Outre ces apports, l’ouvrage présente toutefois certaines limites. Il en va tout d’abord de l’idée centrale de « normalisation de l’extrême droite ». Citée dans le sous-titre de l’ouvrage, elle constitue la thèse centrale de l’auteur. Tandis que la notion de « normalisation » renvoie à différentes acceptions qui ne sont pas équivalentes, l’ouvrage navigue entre elles sans jamais les définir véritablement. Il semble notamment considérer que la progression des idées d’extrême droite, c’est-à-dire la diffusion des opinions et attitudes racistes dans l’espace public, et la baisse de la stigmatisation autrefois associée au vote en faveur de l’extrême droite seraient un seul et même processus. Alors que les principaux résultats de l’ouvrage font davantage référence à cette dernière acception de la notion de normalisation, l’auteur insiste sur la montée du racisme en indiquant que « le RN profite d’une situation produite à la fois par les inégalités capitalistes et par le raidissement raciste contemporain » (p. 227). S’il entend par « raidissement » une « progression », le constat est inexact. En effet, comme l’ont documenté plusieurs travaux académiques (Tiberj 2017 ; Tiberj 2024), ainsi que les rapports successifs de la Commission nationale consultative des droits de l’homme (Mayer et al. 2016) à partir de vastes batteries de questions, on assiste en France à une diminution spectaculaire des attitudes racistes et xénophobes depuis trente ans, et ce pour l’ensemble du corps électoral. Or, on a peine à croire que ces mesures attitudinales vers plus de tolérance s’expliqueraient par un seul effet de désirabilité sociale face aux sondeurs et qu’un nombre croissant de citoyens français seraient, dans le même temps, au quotidien, auteurs de propos et d’actes racistes. Ainsi, la normalisation dont il est question dans ce livre ne concerne peut-être pas tant les idées portées par l’extrême droite, dont la radicalité du programme politique s’est atténuée, quoi qu’en dise l’auteur, que le vote en faveur des candidats représentant ce courant.

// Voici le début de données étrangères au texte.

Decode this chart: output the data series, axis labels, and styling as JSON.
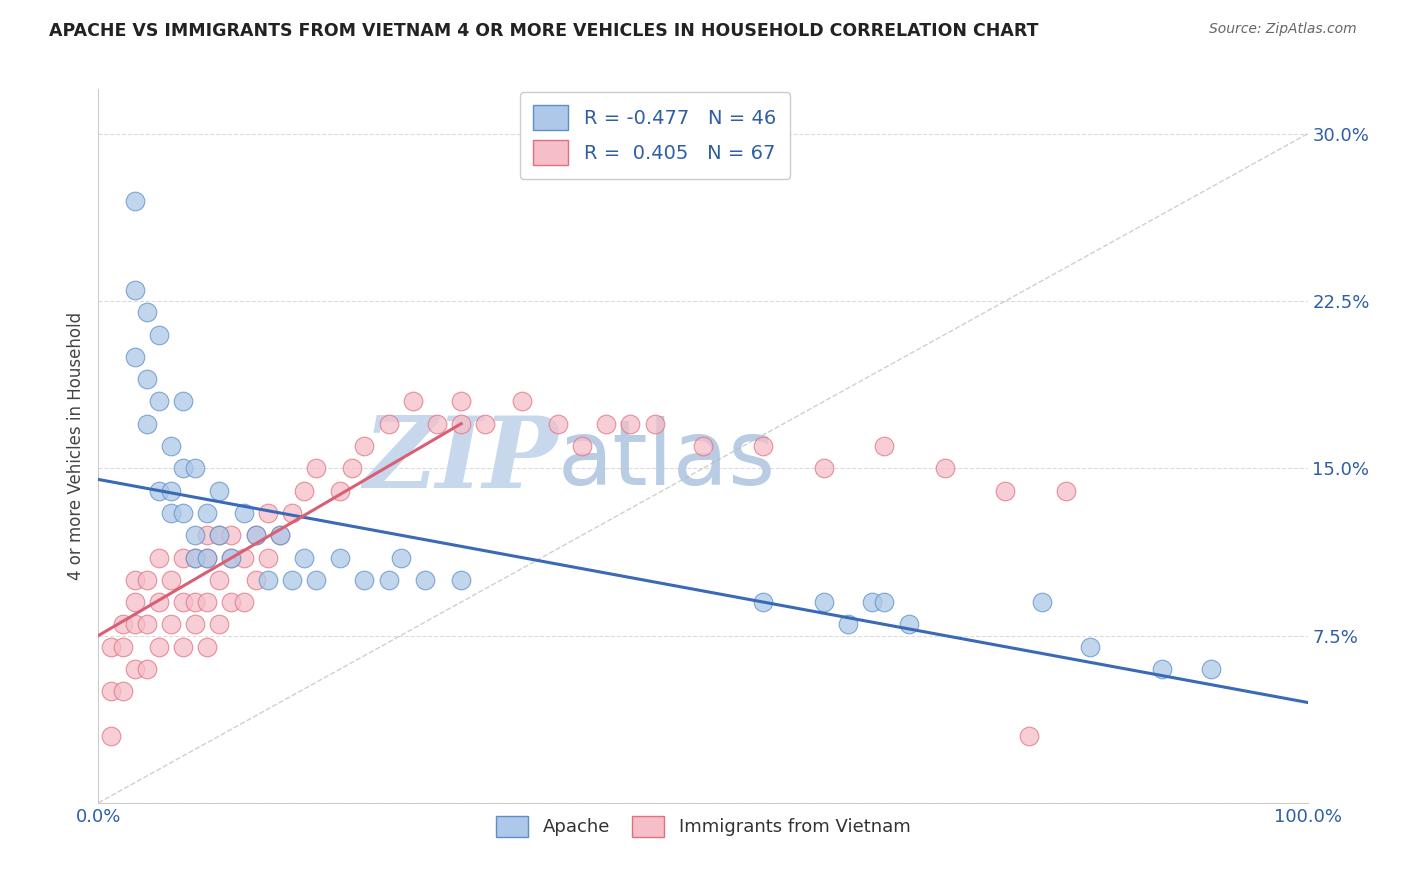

Cette remarque nous amène finalement à critiquer un point de la démonstration de l’auteur lorsqu’il considère que le vote en faveur de l’extrême droite repose essentiellement sur un système d’attitudes xénophobes et racistes. En effet, le fait que les électeurs du Rassemblement national se situent, plus que les autres, sur des positions moins tolérantes à l’égard de l’immigration (mais derrière les électeurs d’Éric Zemmour, par exemple), ne signifie pas pour autant que ces attitudes constituent le moteur de sa progression électorale au cours des vingt dernières années, surtout, encore une fois, quand on constate dans le même temps une baisse des attitudes xénophobes et racistes en France. À maints égards, les extraits d’entretiens font surtout état d’opinions conservatrices et méfiantes envers l’immigration et le multiculturalisme, ainsi que de positions favorables à un modèle d’intégration fortement assimilationniste. Or, l’auteur tend à amalgamer ces différentes attitudes à travers un usage très plastique du concept de « racisme », tel qu’il est souvent fait par les théories critiques de la race (Miles 1993 ; Patterson 1997).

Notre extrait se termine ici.